Terra Remota: Where grand designs creates special wines

What is the difference between good intentions and good design? Besides the road to hell having been paved by one, the major difference is planning and execution. Both can possess conviction and want, but only good design tackles how to achieve the want. What happens if a good design should be a grand design? The end result might just be heavenly. This is what you get when you come to Terra Remota in the Emporda region of Catalunya.

The process, or what I should reference as the path, of Terra Remota is so precise and well planned the physical manifestation of the vineyards is almost a part of nature itself. This  started as a “want” soon becoming an idea quickly becoming a vision. From there it became a design, followed by execution, to where it is today; Terra Remota is a passion, and in my whole hearted opinion, a success.

Started in 2000, Terra Remota was the shared idea of couple Marc and Emma Bournazeau, along with Emma’s father Claude. Claude’s father had moved his family to France from Catalunya during the Spanish Civil War to Perpignan, which was where Emma and Marc met.

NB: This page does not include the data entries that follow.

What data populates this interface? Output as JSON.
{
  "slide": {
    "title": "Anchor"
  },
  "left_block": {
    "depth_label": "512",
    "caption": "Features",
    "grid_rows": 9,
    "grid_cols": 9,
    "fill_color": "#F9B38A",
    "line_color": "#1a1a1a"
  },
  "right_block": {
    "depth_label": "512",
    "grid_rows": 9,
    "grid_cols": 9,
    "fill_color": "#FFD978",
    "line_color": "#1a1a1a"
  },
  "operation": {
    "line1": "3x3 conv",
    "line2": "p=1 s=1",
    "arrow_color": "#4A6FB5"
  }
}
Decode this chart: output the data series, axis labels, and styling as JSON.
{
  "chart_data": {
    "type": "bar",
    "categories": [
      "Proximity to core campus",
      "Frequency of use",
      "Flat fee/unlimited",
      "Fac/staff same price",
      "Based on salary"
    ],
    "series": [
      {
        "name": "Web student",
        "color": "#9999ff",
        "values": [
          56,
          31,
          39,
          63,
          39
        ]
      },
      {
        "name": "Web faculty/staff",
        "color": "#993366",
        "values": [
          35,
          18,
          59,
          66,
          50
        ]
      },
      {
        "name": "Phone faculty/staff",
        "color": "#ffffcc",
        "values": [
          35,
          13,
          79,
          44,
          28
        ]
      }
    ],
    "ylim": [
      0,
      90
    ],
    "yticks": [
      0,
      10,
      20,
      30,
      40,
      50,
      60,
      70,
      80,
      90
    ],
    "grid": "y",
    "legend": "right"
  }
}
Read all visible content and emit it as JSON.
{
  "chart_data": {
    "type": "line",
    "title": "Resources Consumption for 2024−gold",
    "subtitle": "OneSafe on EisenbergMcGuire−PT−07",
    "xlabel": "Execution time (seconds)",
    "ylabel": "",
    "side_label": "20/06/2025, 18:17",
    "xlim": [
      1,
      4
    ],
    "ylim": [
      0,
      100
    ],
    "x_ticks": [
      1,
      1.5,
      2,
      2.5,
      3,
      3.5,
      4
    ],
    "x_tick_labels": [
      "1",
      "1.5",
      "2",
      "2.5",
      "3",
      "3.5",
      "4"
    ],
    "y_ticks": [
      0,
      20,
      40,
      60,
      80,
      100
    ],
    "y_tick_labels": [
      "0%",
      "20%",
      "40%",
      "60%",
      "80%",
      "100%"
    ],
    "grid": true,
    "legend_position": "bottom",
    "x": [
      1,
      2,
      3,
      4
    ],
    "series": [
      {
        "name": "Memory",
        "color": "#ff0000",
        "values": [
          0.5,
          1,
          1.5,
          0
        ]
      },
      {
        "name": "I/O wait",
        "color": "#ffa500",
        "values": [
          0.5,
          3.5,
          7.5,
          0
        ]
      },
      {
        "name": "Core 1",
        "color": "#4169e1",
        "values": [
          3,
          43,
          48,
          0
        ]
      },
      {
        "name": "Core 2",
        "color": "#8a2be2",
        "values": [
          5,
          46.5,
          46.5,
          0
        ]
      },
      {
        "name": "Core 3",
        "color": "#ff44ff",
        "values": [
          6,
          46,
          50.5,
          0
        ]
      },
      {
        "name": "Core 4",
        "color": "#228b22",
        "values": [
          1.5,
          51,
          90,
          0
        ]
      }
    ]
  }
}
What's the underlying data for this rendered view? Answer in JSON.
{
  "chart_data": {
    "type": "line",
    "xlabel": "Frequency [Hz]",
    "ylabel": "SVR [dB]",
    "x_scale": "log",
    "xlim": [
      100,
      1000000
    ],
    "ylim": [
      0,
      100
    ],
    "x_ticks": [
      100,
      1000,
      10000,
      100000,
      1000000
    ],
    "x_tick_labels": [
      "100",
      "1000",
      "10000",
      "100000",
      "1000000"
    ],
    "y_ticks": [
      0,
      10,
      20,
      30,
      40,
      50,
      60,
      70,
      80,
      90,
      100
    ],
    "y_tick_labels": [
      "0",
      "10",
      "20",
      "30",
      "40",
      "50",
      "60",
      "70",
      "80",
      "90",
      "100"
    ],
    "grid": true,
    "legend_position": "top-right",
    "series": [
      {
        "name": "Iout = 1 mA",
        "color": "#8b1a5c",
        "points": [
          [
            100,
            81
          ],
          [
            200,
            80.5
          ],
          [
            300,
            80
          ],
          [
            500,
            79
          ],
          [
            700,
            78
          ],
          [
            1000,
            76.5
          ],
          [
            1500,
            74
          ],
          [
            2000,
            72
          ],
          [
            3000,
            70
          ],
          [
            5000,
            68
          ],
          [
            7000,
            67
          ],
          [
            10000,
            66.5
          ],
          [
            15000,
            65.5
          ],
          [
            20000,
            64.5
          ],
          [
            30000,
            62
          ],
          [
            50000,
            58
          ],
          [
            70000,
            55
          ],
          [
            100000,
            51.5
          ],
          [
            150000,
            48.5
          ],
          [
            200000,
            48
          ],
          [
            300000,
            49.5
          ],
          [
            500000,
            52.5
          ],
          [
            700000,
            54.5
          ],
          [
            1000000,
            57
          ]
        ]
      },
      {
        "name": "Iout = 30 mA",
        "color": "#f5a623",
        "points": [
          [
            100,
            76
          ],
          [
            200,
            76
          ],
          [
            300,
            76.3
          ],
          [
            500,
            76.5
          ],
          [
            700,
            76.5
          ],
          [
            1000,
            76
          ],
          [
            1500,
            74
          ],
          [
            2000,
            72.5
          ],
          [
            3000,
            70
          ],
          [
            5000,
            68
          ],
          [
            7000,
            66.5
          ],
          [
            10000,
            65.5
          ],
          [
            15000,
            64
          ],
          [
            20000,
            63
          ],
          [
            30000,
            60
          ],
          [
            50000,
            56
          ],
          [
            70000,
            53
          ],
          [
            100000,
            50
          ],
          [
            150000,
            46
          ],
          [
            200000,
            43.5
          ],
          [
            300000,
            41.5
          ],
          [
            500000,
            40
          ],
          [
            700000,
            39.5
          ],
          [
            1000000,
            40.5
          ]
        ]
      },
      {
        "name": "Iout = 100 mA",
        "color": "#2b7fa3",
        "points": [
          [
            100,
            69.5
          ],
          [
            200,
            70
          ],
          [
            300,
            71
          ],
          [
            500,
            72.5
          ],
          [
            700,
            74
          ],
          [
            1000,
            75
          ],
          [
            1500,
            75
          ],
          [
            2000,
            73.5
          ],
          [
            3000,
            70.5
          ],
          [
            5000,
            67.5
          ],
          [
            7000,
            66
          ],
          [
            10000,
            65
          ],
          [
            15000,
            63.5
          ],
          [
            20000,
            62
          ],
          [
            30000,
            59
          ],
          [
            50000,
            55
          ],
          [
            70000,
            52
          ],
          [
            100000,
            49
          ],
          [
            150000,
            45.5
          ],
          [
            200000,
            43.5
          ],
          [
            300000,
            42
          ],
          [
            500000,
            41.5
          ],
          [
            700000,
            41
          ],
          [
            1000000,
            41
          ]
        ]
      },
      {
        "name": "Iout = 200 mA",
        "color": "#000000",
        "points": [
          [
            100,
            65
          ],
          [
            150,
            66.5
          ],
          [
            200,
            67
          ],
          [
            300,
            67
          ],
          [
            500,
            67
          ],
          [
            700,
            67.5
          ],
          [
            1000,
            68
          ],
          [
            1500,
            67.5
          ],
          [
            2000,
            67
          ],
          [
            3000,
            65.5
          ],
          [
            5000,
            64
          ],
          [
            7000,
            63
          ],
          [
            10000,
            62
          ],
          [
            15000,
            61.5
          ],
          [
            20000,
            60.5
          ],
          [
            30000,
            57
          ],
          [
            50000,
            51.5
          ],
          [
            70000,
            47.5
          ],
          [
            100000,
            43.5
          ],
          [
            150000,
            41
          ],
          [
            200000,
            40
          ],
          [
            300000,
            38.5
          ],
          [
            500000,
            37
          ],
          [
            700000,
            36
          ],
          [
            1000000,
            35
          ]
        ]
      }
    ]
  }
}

Marc owned a vineyard in France and it was Claude’s wish for his family to someday return to Catalunya. What better excuse to return than a vineyard, right? So it began. When Marc and Emma visited the Emporda plot that is now Terra Remota they fell in love with it.

With the land in hand, the vision came to being shepherded by philosophy to minimise intrusion into nature as much as possible. With architects Pepe Cortes and Nacho Ferrer, Marc and Emma designed a building not only would pay homage to ancient wine ideals, but also blend in wonderfully with its Catalan countryside.

The result is a three-tiered state-of-the-art facility of minimalist concrete construction.  The building blends in seamlessly with the landscape. The design follows the downward lines of a natural hillside for the grapes’ process to follow gravity, giving Terra Remota the opportunity to minimally intervene in the winemaking process.

The building also has a living roof, which catches rain fall, and then runs down to a  reservoir located beside the building. This runoff is used for irrigation of the vineyard throughout the year. Indigenous vegetation is planted on the living roof, which comes alive between spring and fall; standing on its highest level I forgot I was standing on a manmade constructed building. The building was finished in 2006 and unsurprisingly it has been decorated with awards for both design and its incorporation into nature.

First planted in 2003, the vineyards are no exclusion to the Bournazeau’s  minimalist environmental footprint ideal. With 40 hectares in tow, they have planted only 23 so as to not stress the land. Given the philosophy in play, it comes as no surprise the farming practices at Terra Remota are completely organic. Each of its 12 parcels are also laid out north south to maximise the benefits of Emporda’s tramuntana winds while minimising the pressure on the plants coming with this wind.

The varieties grown at Terra Remota include Grenache Blanc, Chardonnay, Chenin Blanc, Grenache, Tenpranillo, Cabernet Sauvignon, and Syrah. These grapes were chosen to best compliment the granite soil of the land, which lends minerality and freshness to the wines.

Upon harvest the grapes are brought to the top level of the cellar, where gravity starts the descent of the grape. Here the fruit is separated, sorted, and pressed. The juice then runs off down to fermentation, all of course by design. Makes sense though, right? I mean, why not work with gravity and save the effort and most likely time and expense that comes with working against it?

Once fermentation is complete, the “babies sleep” in oak 6-8 months for the white and rosé and 12, 24 and 36 months respectively for the reds.  From the tasting room you can actually view the nursery. Is this an accident? Given that this barrel room lies chronologically between said tasting room and the fermentation room and viewable from both is no accident. It’s part of the grand design.

Production at Terra Remota is modest, roughly 80,000-100,000 bottles annually of five different labels. Could they produce more? Well, sure, if they wanted to; Terra Remota does have 17 hectares to play with it, but it’s not part of the plan for now. What is part of the plan is great quality and balance in both taste and with nature. This, like the rest of the plan has been achieved grandly. Their first vintage was 2006, the same year its award winning facility was finished. Part of the plan? They actually say no, but when plans go well they often go really well. Having personally tasted their Camino, Clos Adrien, and Usted, I can honestly say Marc and Emma’s plan has gone, well, grand.

Sitting by the fireplace at Terra Remota (yes, they have one) and savouring a glass of Usted (production 2,000 bottles only) it was easy for me, if not natural, to have what I call a Hannibal moment. “I love it when a plan comes together”. Grand design has turned Terra Remota’s results into grand wine.